Oberlin Shansi would like to welcome Dalila Husna Yunardi, our visiting scholar for Fall 2019!
Dalila hails from Banda Aceh, Indonesia, where she teaches software engineering and computer science at Syiah Kuala University. However, you won’t any Computer Science courses on her schedule here at Oberlin. Instead, she’s focusing on classes in Rhetoric and Composition with the intention of improving her writing skills so her scientific papers can excel. In addition to exploring liberal arts curricula and pedagogies, Dalila applied to Oberlin Shansi with the intention of improving her writing for scientific journals, reports, and research proposals. Before coming to Shansi, Dalila and her co-workers were in the introductory stages of a research project that introduces technology into the daily lives of salt farmers near Banda Aceh.

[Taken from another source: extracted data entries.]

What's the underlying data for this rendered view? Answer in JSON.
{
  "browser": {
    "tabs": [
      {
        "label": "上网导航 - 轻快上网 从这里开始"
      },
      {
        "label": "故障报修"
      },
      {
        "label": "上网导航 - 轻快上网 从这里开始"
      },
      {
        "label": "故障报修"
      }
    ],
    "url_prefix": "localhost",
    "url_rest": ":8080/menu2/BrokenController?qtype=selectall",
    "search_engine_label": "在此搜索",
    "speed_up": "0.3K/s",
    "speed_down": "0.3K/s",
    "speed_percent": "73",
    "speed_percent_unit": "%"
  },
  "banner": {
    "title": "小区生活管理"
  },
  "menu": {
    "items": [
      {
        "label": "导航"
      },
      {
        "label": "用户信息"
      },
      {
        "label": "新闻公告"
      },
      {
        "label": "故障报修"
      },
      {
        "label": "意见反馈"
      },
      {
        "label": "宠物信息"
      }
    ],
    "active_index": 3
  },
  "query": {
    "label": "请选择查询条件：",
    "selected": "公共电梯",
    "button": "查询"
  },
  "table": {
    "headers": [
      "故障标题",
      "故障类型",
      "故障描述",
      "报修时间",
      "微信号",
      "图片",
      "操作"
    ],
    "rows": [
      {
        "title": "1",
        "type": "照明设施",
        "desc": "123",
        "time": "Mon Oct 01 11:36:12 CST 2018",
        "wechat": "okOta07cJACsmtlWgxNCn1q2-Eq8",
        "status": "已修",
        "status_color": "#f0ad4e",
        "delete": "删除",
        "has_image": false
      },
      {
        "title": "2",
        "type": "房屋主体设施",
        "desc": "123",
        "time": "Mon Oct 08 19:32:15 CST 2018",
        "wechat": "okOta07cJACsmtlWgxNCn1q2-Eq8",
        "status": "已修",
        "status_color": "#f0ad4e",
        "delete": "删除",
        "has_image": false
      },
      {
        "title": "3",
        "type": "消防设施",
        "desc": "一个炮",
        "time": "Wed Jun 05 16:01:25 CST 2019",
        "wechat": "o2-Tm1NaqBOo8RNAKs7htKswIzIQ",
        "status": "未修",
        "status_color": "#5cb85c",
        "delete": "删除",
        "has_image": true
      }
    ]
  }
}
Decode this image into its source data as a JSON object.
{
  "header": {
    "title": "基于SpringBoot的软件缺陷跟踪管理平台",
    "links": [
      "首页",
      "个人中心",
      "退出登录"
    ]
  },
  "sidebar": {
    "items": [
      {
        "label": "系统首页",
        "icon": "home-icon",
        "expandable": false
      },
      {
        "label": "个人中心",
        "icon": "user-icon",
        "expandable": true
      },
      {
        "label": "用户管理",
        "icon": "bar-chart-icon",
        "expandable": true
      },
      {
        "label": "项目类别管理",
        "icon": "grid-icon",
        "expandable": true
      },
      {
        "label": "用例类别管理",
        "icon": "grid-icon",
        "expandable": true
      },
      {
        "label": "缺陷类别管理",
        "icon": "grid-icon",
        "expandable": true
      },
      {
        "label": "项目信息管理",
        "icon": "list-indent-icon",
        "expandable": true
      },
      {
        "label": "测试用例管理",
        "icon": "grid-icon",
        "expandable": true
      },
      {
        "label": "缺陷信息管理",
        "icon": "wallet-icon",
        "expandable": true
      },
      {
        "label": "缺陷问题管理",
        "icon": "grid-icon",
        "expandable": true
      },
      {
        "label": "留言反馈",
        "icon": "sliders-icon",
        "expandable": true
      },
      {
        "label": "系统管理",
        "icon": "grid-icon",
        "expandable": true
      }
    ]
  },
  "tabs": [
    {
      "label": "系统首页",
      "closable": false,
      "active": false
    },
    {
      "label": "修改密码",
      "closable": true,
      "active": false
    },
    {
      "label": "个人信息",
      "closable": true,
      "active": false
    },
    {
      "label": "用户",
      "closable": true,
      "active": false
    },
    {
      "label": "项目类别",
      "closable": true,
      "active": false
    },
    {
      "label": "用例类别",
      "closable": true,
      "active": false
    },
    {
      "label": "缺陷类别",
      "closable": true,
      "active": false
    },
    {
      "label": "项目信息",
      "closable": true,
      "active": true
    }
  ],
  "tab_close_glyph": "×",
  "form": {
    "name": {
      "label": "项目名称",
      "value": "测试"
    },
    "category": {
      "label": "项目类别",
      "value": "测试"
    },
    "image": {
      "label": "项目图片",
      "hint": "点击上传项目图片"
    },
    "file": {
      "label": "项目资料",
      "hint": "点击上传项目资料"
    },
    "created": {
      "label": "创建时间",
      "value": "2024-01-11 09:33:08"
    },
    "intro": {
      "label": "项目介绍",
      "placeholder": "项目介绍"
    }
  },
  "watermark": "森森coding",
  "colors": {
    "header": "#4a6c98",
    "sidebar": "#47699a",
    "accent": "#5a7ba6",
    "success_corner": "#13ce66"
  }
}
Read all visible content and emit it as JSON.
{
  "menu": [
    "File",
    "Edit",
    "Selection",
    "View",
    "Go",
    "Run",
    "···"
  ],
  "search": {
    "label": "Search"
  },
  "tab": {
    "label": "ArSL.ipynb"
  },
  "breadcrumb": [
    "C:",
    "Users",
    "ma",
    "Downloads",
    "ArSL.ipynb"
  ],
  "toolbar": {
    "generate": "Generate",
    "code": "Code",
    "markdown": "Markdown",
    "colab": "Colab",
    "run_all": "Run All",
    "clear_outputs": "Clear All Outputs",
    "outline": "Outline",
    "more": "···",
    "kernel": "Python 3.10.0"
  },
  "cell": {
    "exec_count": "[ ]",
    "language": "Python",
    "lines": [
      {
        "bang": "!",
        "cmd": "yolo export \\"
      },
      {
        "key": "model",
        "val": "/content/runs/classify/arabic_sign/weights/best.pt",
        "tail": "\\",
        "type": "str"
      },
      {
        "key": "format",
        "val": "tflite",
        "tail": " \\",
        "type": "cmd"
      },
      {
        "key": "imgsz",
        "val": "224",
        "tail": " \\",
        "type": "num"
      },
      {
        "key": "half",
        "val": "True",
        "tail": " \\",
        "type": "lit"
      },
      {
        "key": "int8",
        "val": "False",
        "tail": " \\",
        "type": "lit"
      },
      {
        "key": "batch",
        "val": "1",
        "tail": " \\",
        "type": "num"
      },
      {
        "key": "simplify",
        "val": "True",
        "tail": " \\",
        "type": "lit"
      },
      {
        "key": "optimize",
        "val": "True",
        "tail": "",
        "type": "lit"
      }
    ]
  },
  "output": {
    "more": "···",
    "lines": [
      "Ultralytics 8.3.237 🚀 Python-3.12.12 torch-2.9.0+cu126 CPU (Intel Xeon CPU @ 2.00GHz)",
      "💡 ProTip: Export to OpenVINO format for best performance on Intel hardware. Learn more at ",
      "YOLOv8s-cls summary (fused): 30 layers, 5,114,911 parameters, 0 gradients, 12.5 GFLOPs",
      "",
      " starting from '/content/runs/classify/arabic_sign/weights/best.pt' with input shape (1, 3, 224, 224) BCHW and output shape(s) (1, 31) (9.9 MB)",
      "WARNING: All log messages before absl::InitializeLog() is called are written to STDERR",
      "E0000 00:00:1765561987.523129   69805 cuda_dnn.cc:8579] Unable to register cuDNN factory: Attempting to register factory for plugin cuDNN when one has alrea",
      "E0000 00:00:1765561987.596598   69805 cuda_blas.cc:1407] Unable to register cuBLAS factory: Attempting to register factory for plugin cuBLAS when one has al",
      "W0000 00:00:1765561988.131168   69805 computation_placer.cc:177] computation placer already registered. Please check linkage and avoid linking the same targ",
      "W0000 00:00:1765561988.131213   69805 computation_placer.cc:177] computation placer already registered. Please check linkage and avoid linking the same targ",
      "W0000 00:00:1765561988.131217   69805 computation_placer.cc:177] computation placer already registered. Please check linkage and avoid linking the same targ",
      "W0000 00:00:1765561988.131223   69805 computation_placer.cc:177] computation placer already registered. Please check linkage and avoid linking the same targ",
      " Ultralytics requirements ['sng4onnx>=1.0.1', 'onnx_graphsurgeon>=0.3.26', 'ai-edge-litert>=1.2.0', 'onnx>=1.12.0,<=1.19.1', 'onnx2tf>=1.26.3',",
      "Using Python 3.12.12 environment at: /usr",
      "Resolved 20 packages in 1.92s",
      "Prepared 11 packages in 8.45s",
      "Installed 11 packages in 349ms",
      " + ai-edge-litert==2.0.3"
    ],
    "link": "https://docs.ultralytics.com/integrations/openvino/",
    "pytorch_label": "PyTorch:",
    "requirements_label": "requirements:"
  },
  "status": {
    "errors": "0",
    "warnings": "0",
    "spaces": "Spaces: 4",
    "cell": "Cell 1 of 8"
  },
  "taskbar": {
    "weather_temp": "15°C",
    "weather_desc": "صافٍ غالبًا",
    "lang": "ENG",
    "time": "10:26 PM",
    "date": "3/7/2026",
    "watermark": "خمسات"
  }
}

Dalila has used her time at Oberlin to explore global perspectives on education and revisit the life of a student. In addition to her classes in Rhetoric, Dalila is learning Arabic and has joined the Gamelan ensemble. In October, she attended a software and technology symposium in New Orleans. At the symposium, she made professional connections and attended sessions that highlighted real-life examples of technology addressing social problems. Furthermore, the experience in New Orleans allowed Dalila the chance to explore the rich cultural, historic, and gastronomic diversity of the United States.
This semester, Dalila has spent time exploring different museums in Oberlin and Cleveland. She has been keeping up her hobbies of cross-stitch, reading, and baking, and one can often find her in the Oberlin Public Library. She’s caught onto an office-wide obsession with Trader Joe’s and looks forward to her next trips there. She and this year’s Returned Fellow, Eli Fisher, cook meals for students attending Oberlin’s Barefoot dialogues at Shansi House every other week. Other than cross-stitch projects and books from the Public Library’s book sale, Dalila is excited to bring back another skill she’s learned in the Oberlin classroom: workshopping. In her Rhetoric and Composition class, she learned how useful having peers read and give constructive criticism to work is, and wonders about the benefits of work shopping code with peers.
Dalila describes Oberlin with three primary adjectives: creative, quirky, and open-minded. She's enjoyed learning more about her own creative processes and is excited to continue this exploration throughout the semester.